Compared with Wi-Fi, 4G LTE allows:

  • Fully-mobile use of applications that require true broadband speeds
  • Improved convenience (‘ownership’ of the mobile connection)
  • Security (no need authenticate onto another, possibly public, network)

LTE will deliver improvements in the performance of many existing applications, and make feasible new applications that depend on reliable highspeed or responsive data transfer. Examples include innovative telemedicine applications remote monitoring, fully-mobile virtual desktops and high-definition mobile videoconferencing. The improved user experience and practicality of LTE will also hasten uptake of those existing applications that already work on mobile devices – but just not very well. Finally, LTE’s high bandwidth can support the rapid set-up of temporary workplaces, as an alternative or backup to fixed broadband connections. Drawing on interviews with senior executives, together with Arthur D. Little project experience from other countries, this paper sets out to describe some of the real-world benefits that businesses can expect from LTE and explores specific applications in five example verticals: Construction, Healthcare, Retail, Transport and Professional Services.
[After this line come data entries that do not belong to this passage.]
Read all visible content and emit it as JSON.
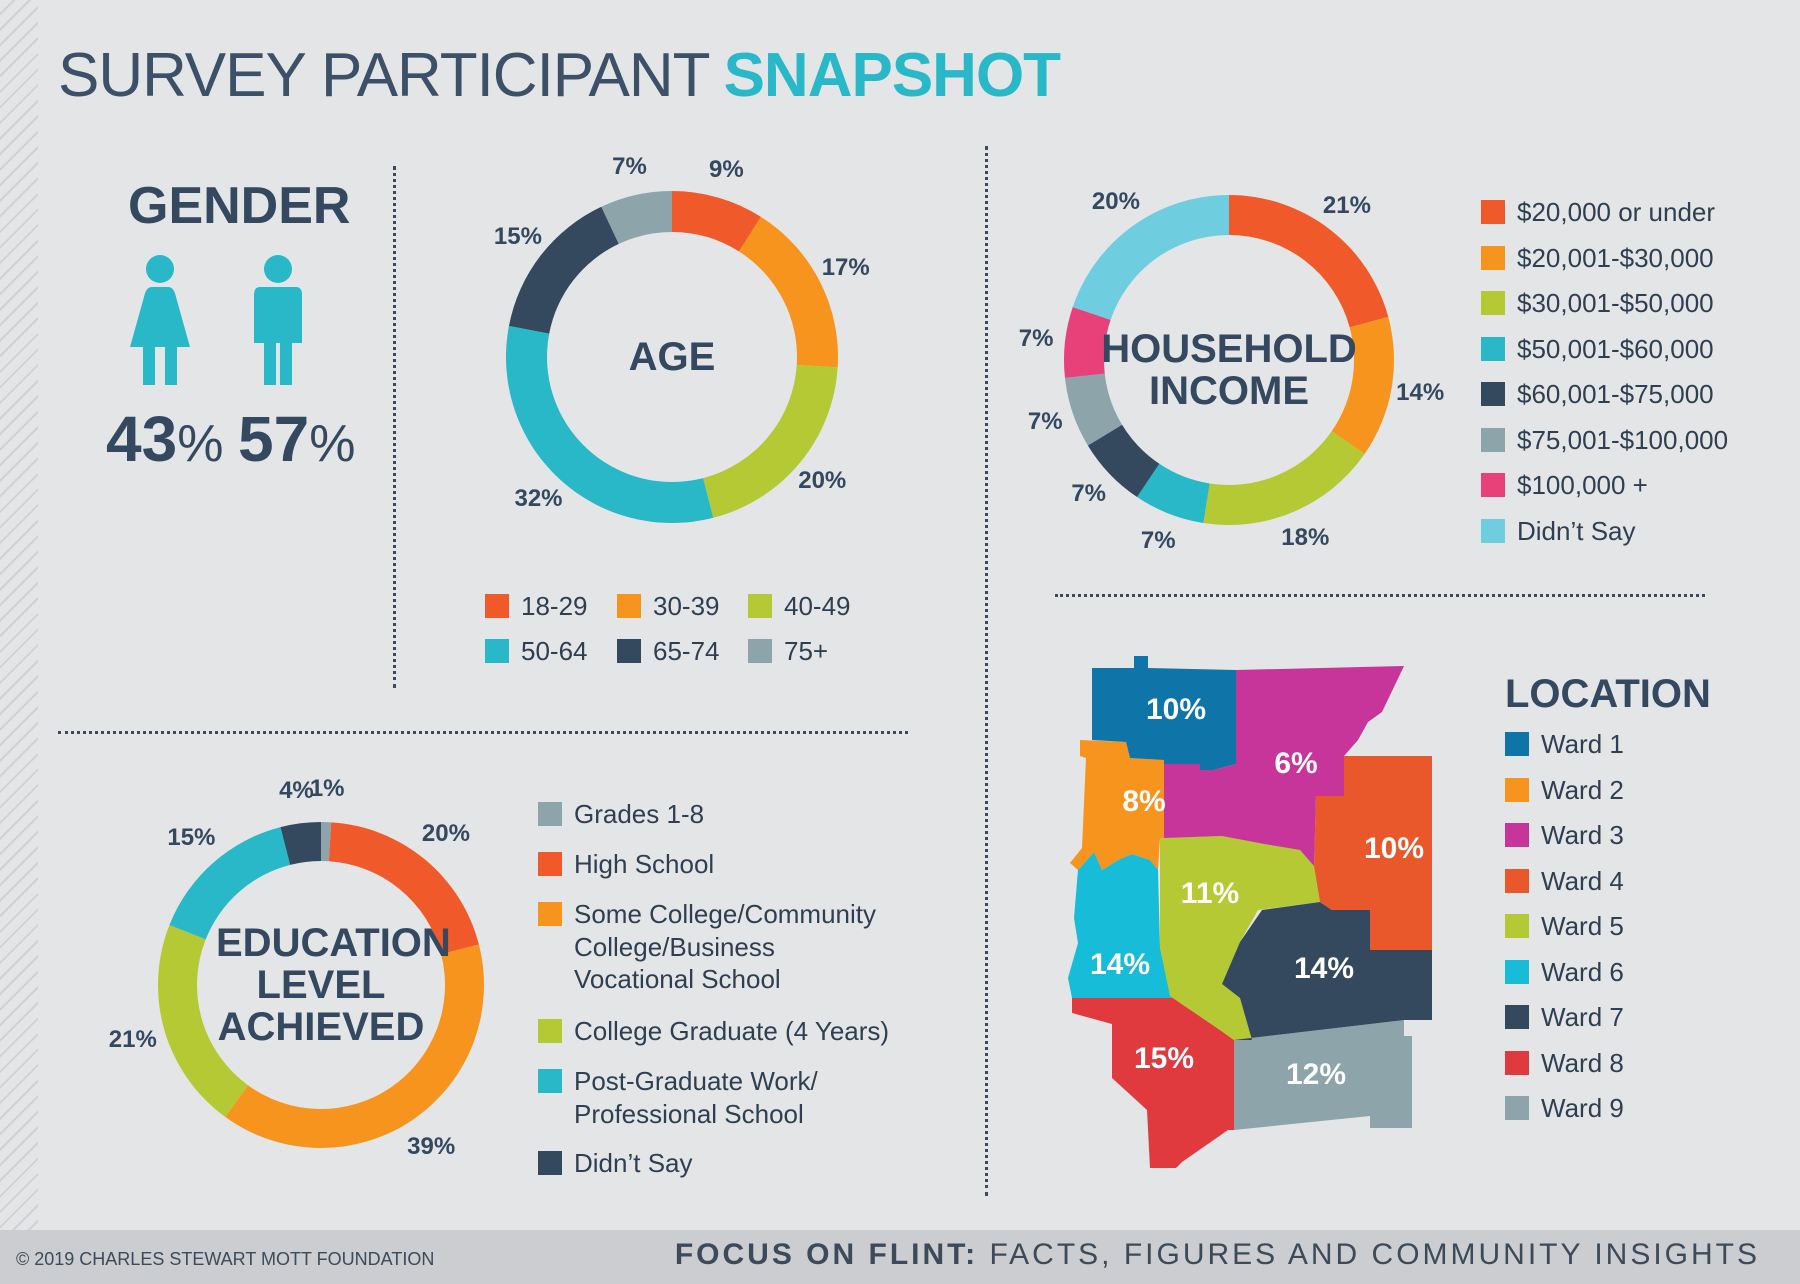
{
  "title": {
    "part1": "SURVEY PARTICIPANT",
    "part2": "SNAPSHOT"
  },
  "gender": {
    "title": "GENDER",
    "female_pct": "43",
    "male_pct": "57",
    "percent_symbol": "%",
    "icon_color": "#29b8c8"
  },
  "footer": {
    "copyright": "© 2019 CHARLES STEWART MOTT FOUNDATION",
    "tagline_bold": "FOCUS ON FLINT:",
    "tagline_rest": " FACTS, FIGURES AND COMMUNITY INSIGHTS"
  },
  "chart_data": [
    {
      "type": "pie",
      "title": "AGE",
      "labels": [
        "18-29",
        "30-39",
        "40-49",
        "50-64",
        "65-74",
        "75+"
      ],
      "values": [
        9,
        17,
        20,
        32,
        15,
        7
      ],
      "value_labels": [
        "9%",
        "17%",
        "20%",
        "32%",
        "15%",
        "7%"
      ],
      "colors": [
        "#f05a2b",
        "#f7941d",
        "#b5c935",
        "#29b8c8",
        "#34495e",
        "#8da4ab"
      ],
      "legend_position": "bottom"
    },
    {
      "type": "pie",
      "title": "HOUSEHOLD INCOME",
      "labels": [
        "$20,000 or under",
        "$20,001-$30,000",
        "$30,001-$50,000",
        "$50,001-$60,000",
        "$60,001-$75,000",
        "$75,001-$100,000",
        "$100,000 +",
        "Didn’t Say"
      ],
      "values": [
        21,
        14,
        18,
        7,
        7,
        7,
        7,
        20
      ],
      "value_labels": [
        "21%",
        "14%",
        "18%",
        "7%",
        "7%",
        "7%",
        "7%",
        "20%"
      ],
      "colors": [
        "#f05a2b",
        "#f7941d",
        "#b5c935",
        "#29b8c8",
        "#34495e",
        "#8da4ab",
        "#e8417a",
        "#6fcde0"
      ],
      "legend_position": "right"
    },
    {
      "type": "pie",
      "title": "EDUCATION LEVEL ACHIEVED",
      "labels": [
        "Grades 1-8",
        "High School",
        "Some College/Community College/Business Vocational School",
        "College Graduate (4 Years)",
        "Post-Graduate Work/ Professional School",
        "Didn’t Say"
      ],
      "legend_lines": [
        [
          "Grades 1-8"
        ],
        [
          "High School"
        ],
        [
          "Some College/Community",
          "College/Business",
          "Vocational School"
        ],
        [
          "College Graduate (4 Years)"
        ],
        [
          "Post-Graduate Work/",
          "Professional School"
        ],
        [
          "Didn’t Say"
        ]
      ],
      "values": [
        1,
        20,
        39,
        21,
        15,
        4
      ],
      "value_labels": [
        "1%",
        "20%",
        "39%",
        "21%",
        "15%",
        "4%"
      ],
      "colors": [
        "#8da4ab",
        "#f05a2b",
        "#f7941d",
        "#b5c935",
        "#29b8c8",
        "#34495e"
      ],
      "legend_position": "right"
    },
    {
      "type": "map",
      "title": "LOCATION",
      "labels": [
        "Ward 1",
        "Ward 2",
        "Ward 3",
        "Ward 4",
        "Ward 5",
        "Ward 6",
        "Ward 7",
        "Ward 8",
        "Ward 9"
      ],
      "values": [
        10,
        8,
        6,
        10,
        11,
        14,
        14,
        15,
        12
      ],
      "value_labels": [
        "10%",
        "8%",
        "6%",
        "10%",
        "11%",
        "14%",
        "14%",
        "15%",
        "12%"
      ],
      "colors": [
        "#0f75a8",
        "#f7941d",
        "#c7359a",
        "#e8582a",
        "#b5c935",
        "#17bcd8",
        "#34495e",
        "#e03a3e",
        "#8da4ab"
      ],
      "legend_position": "right"
    }
  ]
}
Based on these findings, the paper defines five general types of business applications or ‘usecases’ and explains how their performance can be substantially improved by 4G LTE:

  • Large file transfer
  • Rapid workplace set-up
  • Rich machine to machine and remote monitoring applications
  • Videoconferencing, tele-presence and rich media collaboration
  • Remote access to business applications

In the UK, there is clear public commitment from the operators to deploy 4G LTE widely, and EE has committed to launch services by late 2012. Business customers are already anticipating the advantages of 4G. An EE-commissioned survey shows that 94% of IT decision-makers in the UK believe that 4G will be ‘an important business tool’. 84% say that they are ‘excited by the prospect of introducing 4G’ and over 60% hope to deploy 4G ‘within six months of its launch.’ UK organisations now need to consider how to exploit the benefits of 4G LTE. They must understand fully how the needs of their users – employees, contractors, suppliers and customers – are evolving, how 4G LTE can support them, and how both revenues and costs can be improved. This understanding should be developed into a full enterprise mobility strategy and business case, which defines how to reconfigure the organisation to capitalise on the promise of advanced mobility.